Je ne me rappelle plus de ce chanteur qui chantait de belles paroles du genre : « Avec le temps, avec le temps va tout s’en va », cependant il me reste la mélodie en tête : un air malheureux voulant dire que plus l’on avance dans le temps, plus l’humain oublie. Oui je crois que c’est ça, on a tous peur d’oublier les souvenirs du temps d’avant car une part de notre vie serait alors détruite.
Et on sort finalement de cet oubli grandit, car oublier ne veut pas dire ne plus se rappeler, un jour des souvenirs te reviennent et tu oublies alors le temps présent.

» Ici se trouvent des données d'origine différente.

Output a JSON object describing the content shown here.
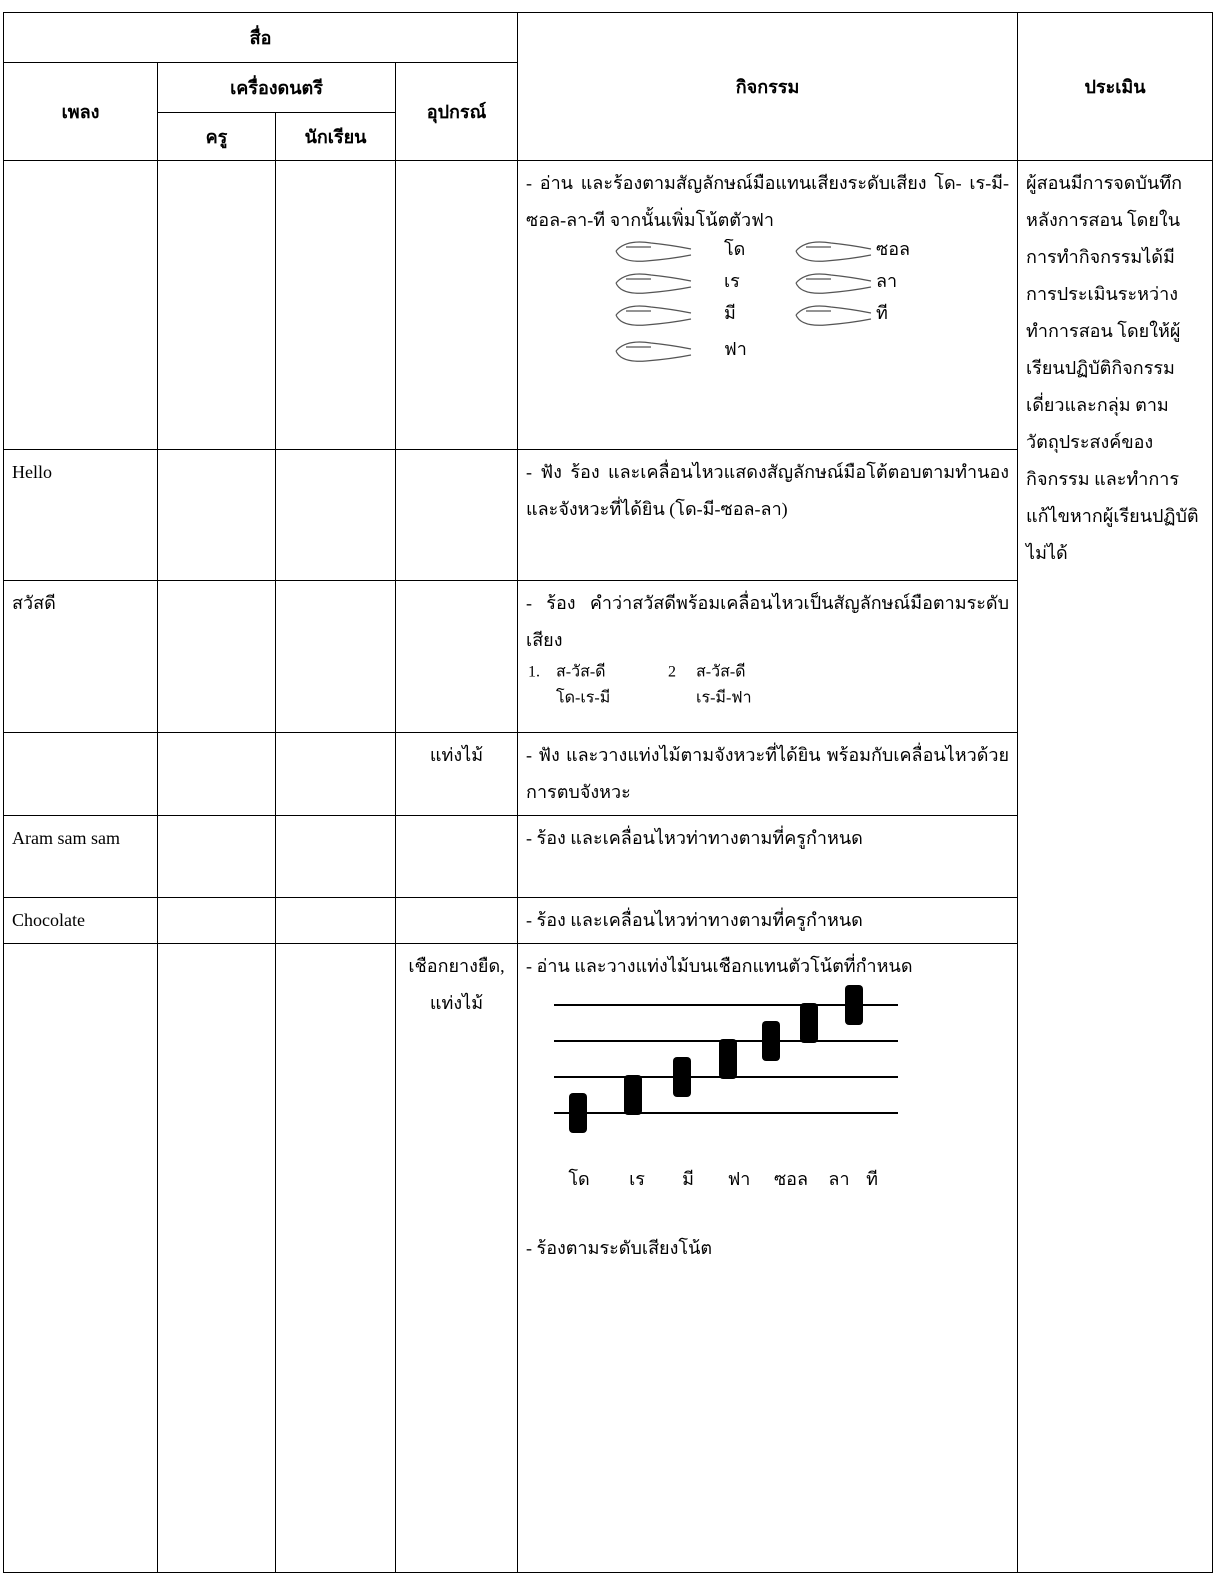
{
  "table": {
    "header": {
      "media": "สื่อ",
      "song": "เพลง",
      "instruments": "เครื่องดนตรี",
      "teacher": "ครู",
      "student": "นักเรียน",
      "equipment": "อุปกรณ์",
      "activity": "กิจกรรม",
      "evaluation": "ประเมิน"
    },
    "rows": [
      {
        "activity": "- อ่าน และร้องตามสัญลักษณ์มือแทนเสียงระดับเสียง  โด- เร-มี-ซอล-ลา-ที จากนั้นเพิ่มโน้ตตัวฟา",
        "hand_signs": [
          "โด",
          "เร",
          "มี",
          "ฟา",
          "ซอล",
          "ลา",
          "ที"
        ]
      },
      {
        "song": "Hello",
        "activity": "- ฟัง ร้อง และเคลื่อนไหวแสดงสัญลักษณ์มือโต้ตอบตามทำนองและจังหวะที่ได้ยิน (โด-มี-ซอล-ลา)"
      },
      {
        "song": "สวัสดี",
        "activity": "- ร้อง คำว่าสวัสดีพร้อมเคลื่อนไหวเป็นสัญลักษณ์มือตามระดับเสียง",
        "sing_items": [
          {
            "number": "1.",
            "syllables": "ส-วัส-ดี",
            "notes": "โด-เร-มี"
          },
          {
            "number": "2",
            "syllables": "ส-วัส-ดี",
            "notes": "เร-มี-ฟา"
          }
        ]
      },
      {
        "equipment": "แท่งไม้",
        "activity": "- ฟัง และวางแท่งไม้ตามจังหวะที่ได้ยิน พร้อมกับเคลื่อนไหวด้วยการตบจังหวะ"
      },
      {
        "song": "Aram sam sam",
        "activity": "- ร้อง และเคลื่อนไหวท่าทางตามที่ครูกำหนด"
      },
      {
        "song": "Chocolate",
        "activity": "- ร้อง และเคลื่อนไหวท่าทางตามที่ครูกำหนด"
      },
      {
        "equipment": "เชือกยางยืด, แท่งไม้",
        "activity": "- อ่าน และวางแท่งไม้บนเชือกแทนตัวโน้ตที่กำหนด",
        "staff_notes": [
          "โด",
          "เร",
          "มี",
          "ฟา",
          "ซอล",
          "ลา",
          "ที"
        ],
        "activity_end": "- ร้องตามระดับเสียงโน้ต"
      }
    ],
    "evaluation": "ผู้สอนมีการจดบันทึกหลังการสอน โดยในการทำกิจกรรมได้มีการประเมินระหว่างทำการสอน โดยให้ผู้เรียนปฏิบัติกิจกรรมเดี่ยวและกลุ่ม ตามวัตถุประสงค์ของกิจกรรม และทำการแก้ไขหากผู้เรียนปฏิบัติไม่ได้"
  }
}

J’oublie maintenant ce que j’écris, emporté dans mes songes qui me rappellent mes anciens oublis, je commence à me rappeler du message porté par ton billet, cela revient à mon esprit et un sourire se dessine sur mes lèvres.
J’oublierai certainement ce message, ce site ne l’oubliera pas, mais à défaut d’une machine, j’ai mis du temps pour l’écrire : l’ordinateur le sait-il ? Oublie-t’il que j’ai des sentiments ? L’ordinateur stocke mais n’arrive pas à comprendre, et si il le pouvait, il aurait déjà oublié cela, car pour une intelligence artificielle comme nous les confectionnant, ce ne sont que des pertes de temps dans un monde ultra-rapide.
Il y a un mot que je souhaiterai de te dire, mais je ne m’en souviens plus, c’était une forme de politesse pour exprimer un remerciement, peut être que toi tu n’auras pas oublié.
PS : J’ai encore oublié de me relire, il faudrait que je note qu’il faudrait que je n’oublies pas de me relire.
Merci pour cet agréable témoignage, que dis-je, complément, poursuite en mémoire ! Je n’oublie pas d’apprécier ces échanges, ni moi, ni le site (enfin, le site c’est moi). Très content d’avoir provoqué un peu d’émoi avec ce billet qui est venu comme ça, d’un coup.
Tres joli texte, profond et bien ecrit. Pourquoi ce besoin de conserver tous nos souvenirs ? peut etre parce que nous avons besoin de préserver l’image que nous avons de nous même.